Le régime militaire, qui avait initialement promis une transition rapide vers un pouvoir civil, multiplie les reports du calendrier électoral et durcit sa répression contre toute forme d’opposition. Les médias indépendants sont muselés, les manifestations interdites, et les militants des droits humains systématiquement harcelés.

Malgré tout cela, l’insécurité persiste et fait des lots de victimes. Même les mineurs et les vieillards sont kidnappés, et les violences continuent de tuer des innocents. Cette violence généralisée, combinée à la répression politique, plonge la Guinée dans une crise multidimensionnelle dont les conséquences pèsent lourdement sur la population.

Selon des sources concordantes, le ciblage des proches serait devenu une pratique courante contre les opposants politiques en Guinée, les tentatives d’enlèvement étant devenues très fréquentes depuis l’arrivée au pouvoir du général Mamadi Doumbouya.

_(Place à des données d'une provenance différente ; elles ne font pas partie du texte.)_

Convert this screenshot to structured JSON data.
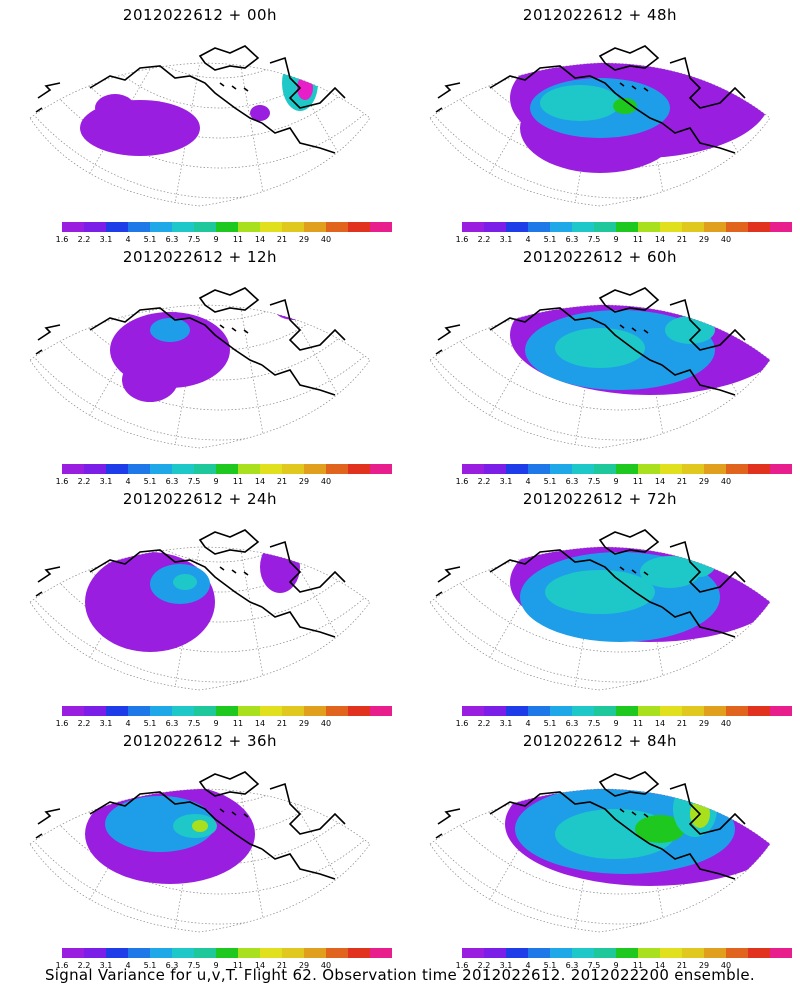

À ce jour, les autorités guinéennes n’ont pas réagi officiellement aux allégations d’enlèvement. La famille affirme ne pas avoir officiellement saisi les autorités compétentes, tout en réclamant la libération immédiate des personnes enlevées : « Les enfants n’ont rien à voir avec ce qui se passe. Nous demandons leur libération ».

La communauté internationale observe avec inquiétude cette dérive autoritaire. La Communauté économique des États de l’Afrique de l’Ouest (CEDEAO), l’Union européenne et plusieurs gouvernements occidentaux ont déjà appelé les autorités guinéennes au respect des droits humains et à la libération des prisonniers politiques.

L’affaire Élie Kamano pourrait devenir un symbole de la lutte entre un régime autoritaire et la liberté d’expression. Le sort réservé aux membres de sa famille sera un test crucial pour évaluer la volonté du gouvernement guinéen de respecter ses engagements internationaux en matière de droits humains.

Pour l’heure, quatre personnes restent portées disparues. Et la Guinée retient son souffle.